Intro

In the ancient past, around the time when we were designing EOS at CERN, I read around half a gazzilion of papers about mass storage systems, high scalability, high availability and such. Having a horribly bad memory, I made a lot of notes with key take-aways, mostly on paper and mostly in the form of bullet points. All these notes were extremely useful to me at the time. Now, I need to revise all of this information, so I'll digitize them all and, since they are likely generally useful, I'll put them here as well.

Let's start with Haystack. The original USENIX paper by D. Beaver, S. Kumar, H. C. Li, J. Sobel, P. Vajgel is here.

The Problem

  • store 260 billion images / 26 PB
  • add 1 billion / 60 TB every week
  • serve 1 million images per second at peak

Design Constraints

  • an object store
  • write once, read often, delete rarely
  • high throughput and low latency
  • fault tolerance
  • straight-forward to implement and maintain
  • long tail: requests for less popular photos (ie. the older ones) constitute constitute a significant amount of the traffic

Original Solution

The original solution constituted of a bunch of photo servers connected to a bunch of NAS nodes. There was a CDN in front of the system. Caching a significant part of the photos at CDN is not economically viable, so the photo servers needed to handle a significant amount of traffic due to the long tail problem. With the NAS solution, reading the useless (in this case) file system metadata is a throughput bottleneck. This is because several disk operations are needed before the photo data can be read: translate file name to i-node number, retrieve the i-node, retrieve the file data. The i-node metadata takes several hundred bytes of memory and there is a lot of files, so caching the metadata in RAM is infeasible.

New Solution

The system has 3 components: the Directory, the Cache and the Store. Multiple photos are stored as sequential records in large files (~ 100GB each) called physical volumes. A group of physical volumes storing the same content and located at different machines is called a logical volume. When a user visits a page, the web server uses the Directory to construct a URL for each photo: http://<CDN>/<cache>/<machine id>/<logical volume, photo id>:

  • The CDN looks up for the photo using <logical volume, photo id>. If it fails, it strips the CDN URL and contacts the cache.
  • The Cache does a similar look-up to find the photo. If it fails, it strips the cache address and requests the photo from the specified store machine.

Haystack Directory

The directory holds the cluster metadata information such as the state of the store machines and mapping from logical to physical volumes. It is implemented in PHP with a sharded, replicated and memcached MySQL in the back-end. Its primary purpose is to determine whether photo requests should be handled by the CDN or the Haystack Cache and to construct the image URLs for page requests. It also does load-balancing for writes across logical volumes.

Haystack Cache

The cache is kind of an internal CDN handling requests from the CDNs and from users. It essentially is a distributed hash table with photo ids as keys. If the photo is not in the cache, then it's fetched from the store. Photos are cached only when:

  • request comes directly from a user - it makes little sense to cache requests coming from CDNs
  • the photo is fetched from w write-enabled store - photos are most heavily accessed soon after they are uploaded.

Haystack Store

The store has a very basic interface: read a photo by id from a particular logical volume, from a particular store machine. Each store machine manages multiple logical volumes by hosting one of their replicas (physical volumes). A physical volume consists of a superblock and a sequence of millions of needles. The volume file is always open and the system holds an in-memory mapping between photo ids and offsets in the store file. They need 10 bytes of metadata per needle; by comparison xfs_inode_t takes 536 bytes of RAM.
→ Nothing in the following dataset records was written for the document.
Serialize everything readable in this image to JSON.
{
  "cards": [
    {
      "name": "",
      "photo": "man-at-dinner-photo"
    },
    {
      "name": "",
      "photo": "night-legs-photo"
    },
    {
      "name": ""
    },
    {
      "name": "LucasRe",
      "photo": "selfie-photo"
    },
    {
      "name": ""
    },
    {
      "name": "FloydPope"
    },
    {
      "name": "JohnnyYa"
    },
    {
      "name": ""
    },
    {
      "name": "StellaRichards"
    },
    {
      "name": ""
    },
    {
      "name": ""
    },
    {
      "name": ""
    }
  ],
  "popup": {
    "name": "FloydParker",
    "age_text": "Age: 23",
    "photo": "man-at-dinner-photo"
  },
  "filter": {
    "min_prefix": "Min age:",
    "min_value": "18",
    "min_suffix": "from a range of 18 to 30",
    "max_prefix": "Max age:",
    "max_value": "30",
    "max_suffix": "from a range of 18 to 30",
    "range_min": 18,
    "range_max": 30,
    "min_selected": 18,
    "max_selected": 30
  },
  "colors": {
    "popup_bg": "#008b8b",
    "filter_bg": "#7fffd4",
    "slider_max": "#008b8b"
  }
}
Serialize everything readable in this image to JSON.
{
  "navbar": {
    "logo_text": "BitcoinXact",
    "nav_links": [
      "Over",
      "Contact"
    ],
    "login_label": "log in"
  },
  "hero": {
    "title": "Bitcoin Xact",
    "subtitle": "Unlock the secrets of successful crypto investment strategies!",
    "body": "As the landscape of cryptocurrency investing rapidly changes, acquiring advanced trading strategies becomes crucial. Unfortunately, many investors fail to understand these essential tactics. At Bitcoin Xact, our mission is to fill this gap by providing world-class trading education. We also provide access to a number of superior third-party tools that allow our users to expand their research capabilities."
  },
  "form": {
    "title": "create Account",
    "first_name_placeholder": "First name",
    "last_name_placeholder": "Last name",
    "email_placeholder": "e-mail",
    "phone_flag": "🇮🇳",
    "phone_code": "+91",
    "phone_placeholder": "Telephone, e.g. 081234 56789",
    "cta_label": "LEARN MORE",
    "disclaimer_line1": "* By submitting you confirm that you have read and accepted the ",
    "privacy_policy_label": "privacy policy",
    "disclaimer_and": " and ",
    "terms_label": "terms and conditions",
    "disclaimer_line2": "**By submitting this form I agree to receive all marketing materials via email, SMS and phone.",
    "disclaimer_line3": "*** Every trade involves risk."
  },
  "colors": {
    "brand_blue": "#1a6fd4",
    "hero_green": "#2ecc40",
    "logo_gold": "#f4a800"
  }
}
Each needle has a random cookie value stored with it. In order for the system to authorize a read operation, the cookie provided by the user needs to match the cookie stored with the needle. This prevents unauthorized accesses by URL- guessing.

The web server provides the store with a logical volume id, a key, a cookie and the data to be written to all the store machines hosting given logical volume. Each store machine synchronously appends the needle to its physical volume file and updates the in-memory metadata. Users typically update entire albums at once so the writes can easily be bulked. Modifications are handled by adding a new needle with the same key; deletions by setting the delete flag both in memory and in the file. The space wasted this way is then reclaimed by an asynchronous compaction process.

XFS is used as the underlying file system because of small block maps for contiguous files and efficient pre-allocation of space. RAID6 is used for fault tollerance and performance gains.

Faults are detected by a hartbeat monitor trying to randomly read photos from random machines. The detected issues are then addressed manually.

Statistics

  • The number of photos written is 12 times the number of photos uploaded: 4 sizes in 3 locations.
  • 10% of all requests come from CDNs.